MicroRNAs (miRNAs) are a growing class of therapeutic targets for many disorders as their function in regulating gene expression controls important processes like synaptic plasticity and behavior. Post-traumatic stress disorder (PTSD) is an anxiety disorder triggered by exposure to a trauma where only 20-30% of the individuals develop vulnerability towards the disorder. A majority of others cope or recover from stress and show no signs of long-term psychopathology. Though a few clinical and preclinical studies have shown miRNAs dysregulation in PTSD, no study ever explored the functioning of brain miRNAs in mediating stress resilience in PTSD. Understanding this molecular mechanism could offer the great opportunity to devise novel therapeutics to treat PTSD. Therefore, by utilizing the predator exposure murine model of PTSD, that has previously been shown to capture individual differences in stress response similar to human PTSD, we have identified two key miRNAs in the medial prefrontal cortex (mPFC), miR-451a and 144-3p that are significantly upregulated in vulnerable mice.
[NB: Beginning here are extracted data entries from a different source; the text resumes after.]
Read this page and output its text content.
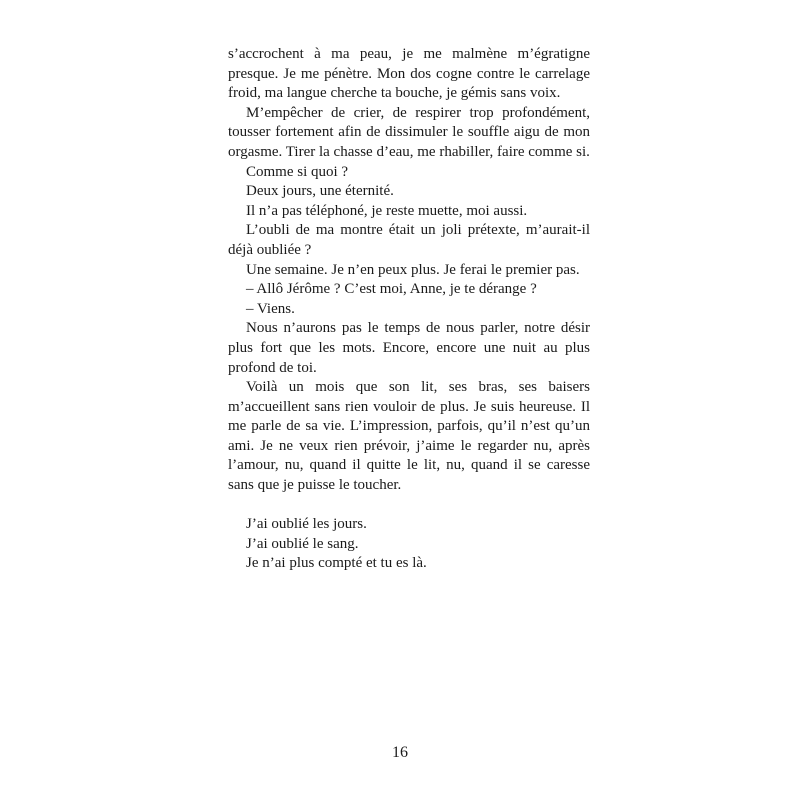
s’accrochent à ma peau, je me malmène m’égratigne presque. Je me pénètre. Mon dos cogne contre le carrelage froid, ma langue cherche ta bouche, je gémis sans voix.

M’empêcher de crier, de respirer trop profondément, tousser fortement afin de dissimuler le souffle aigu de mon orgasme. Tirer la chasse d’eau, me rhabiller, faire comme si.

Comme si quoi ?

Deux jours, une éternité.

Il n’a pas téléphoné, je reste muette, moi aussi.

L’oubli de ma montre était un joli prétexte, m’aurait-il déjà oubliée ?

Une semaine. Je n’en peux plus. Je ferai le premier pas.

– Allô Jérôme ? C’est moi, Anne, je te dérange ?

– Viens.

Nous n’aurons pas le temps de nous parler, notre désir plus fort que les mots. Encore, encore une nuit au plus profond de toi.

Voilà un mois que son lit, ses bras, ses baisers m’accueillent sans rien vouloir de plus. Je suis heureuse. Il me parle de sa vie. L’impression, parfois, qu’il n’est qu’un ami. Je ne veux rien prévoir, j’aime le regarder nu, après l’amour, nu, quand il quitte le lit, nu, quand il se caresse sans que je puisse le toucher.

J’ai oublié les jours.

J’ai oublié le sang.

Je n’ai plus compté et tu es là.

16
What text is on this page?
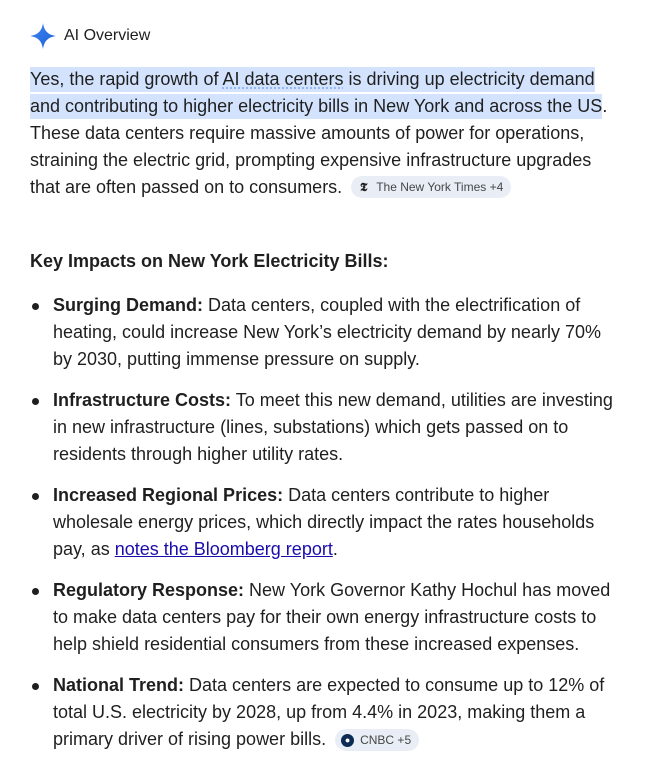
AI Overview

Yes, the rapid growth of AI data centers is driving up electricity demand and contributing to higher electricity bills in New York and across the US. These data centers require massive amounts of power for operations, straining the electric grid, prompting expensive infrastructure upgrades that are often passed on to consumers. 𝕿 The New York Times +4

Key Impacts on New York Electricity Bills:
Surging Demand: Data centers, coupled with the electrification of heating, could increase New York’s electricity demand by nearly 70% by 2030, putting immense pressure on supply.
Infrastructure Costs: To meet this new demand, utilities are investing in new infrastructure (lines, substations) which gets passed on to residents through higher utility rates.
Increased Regional Prices: Data centers contribute to higher wholesale energy prices, which directly impact the rates households pay, as notes the Bloomberg report.
Regulatory Response: New York Governor Kathy Hochul has moved to make data centers pay for their own energy infrastructure costs to help shield residential consumers from these increased expenses.
National Trend: Data centers are expected to consume up to 12% of total U.S. electricity by 2028, up from 4.4% in 2023, making them a primary driver of rising power bills.	● CNBC +5
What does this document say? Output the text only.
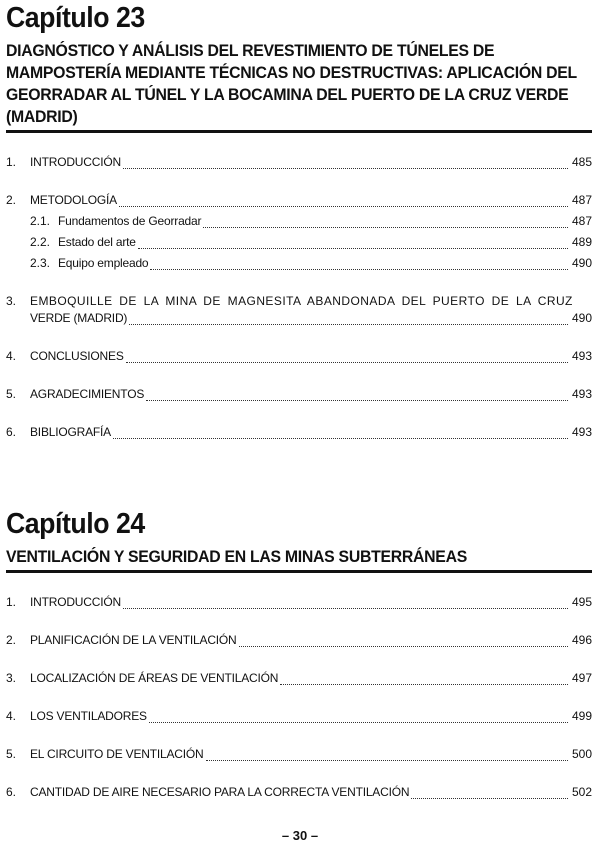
Capítulo 23
DIAGNÓSTICO Y ANÁLISIS DEL REVESTIMIENTO DE TÚNELES DE MAMPOSTERÍA MEDIANTE TÉCNICAS NO DESTRUCTIVAS: APLICACIÓN DEL GEORRADAR AL TÚNEL Y LA BOCAMINA DEL PUERTO DE LA CRUZ VERDE (MADRID)
1.	INTRODUCCIÓN	485
2.	METODOLOGÍA	487
2.1. Fundamentos de Georradar	487
2.2. Estado del arte	489
2.3. Equipo empleado	490
3.	EMBOQUILLE DE LA MINA DE MAGNESITA ABANDONADA DEL PUERTO DE LA CRUZ
VERDE (MADRID)	490
4.	CONCLUSIONES	493
5.	AGRADECIMIENTOS	493
6.	BIBLIOGRAFÍA	493
Capítulo 24
VENTILACIÓN Y SEGURIDAD EN LAS MINAS SUBTERRÁNEAS
1.	INTRODUCCIÓN	495
2.	PLANIFICACIÓN DE LA VENTILACIÓN	496
3.	LOCALIZACIÓN DE ÁREAS DE VENTILACIÓN	497
4.	LOS VENTILADORES	499
5.	EL CIRCUITO DE VENTILACIÓN	500
6.	CANTIDAD DE AIRE NECESARIO PARA LA CORRECTA VENTILACIÓN	502
– 30 –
Focal inhibition of the two miRNAs by anti-miR administration in the sub-regions of mPFC (i.e. prelimbic, PrL; infralimbic cortex, IL) of naïve mice produced a dichotomy in anxiety behavior: inhibition in the PrL elicited anxiolytic behavior, while inhibition in the IL increased anxiety. Coherently, miRNAs inhibition in the PrL of vulnerable mice reversed anxiety behavior. Here we propose to seek the top-down pathways of this resilience effect, which remains elusive. To this aim, brains of stressed and control mice injected with anti-miR in PrL and IL sub-regions will be stained for Fos, a neuronal activity marker in multiple brain regions. Fos expression changes will be mapped to identify the effect of miR-451 and 144 down-regulation on specific downstream brain structures. This study will help us unravel at a circuit level the role of mPFC miR-451a/144-3p in anxiety and PTSD-like symptoms.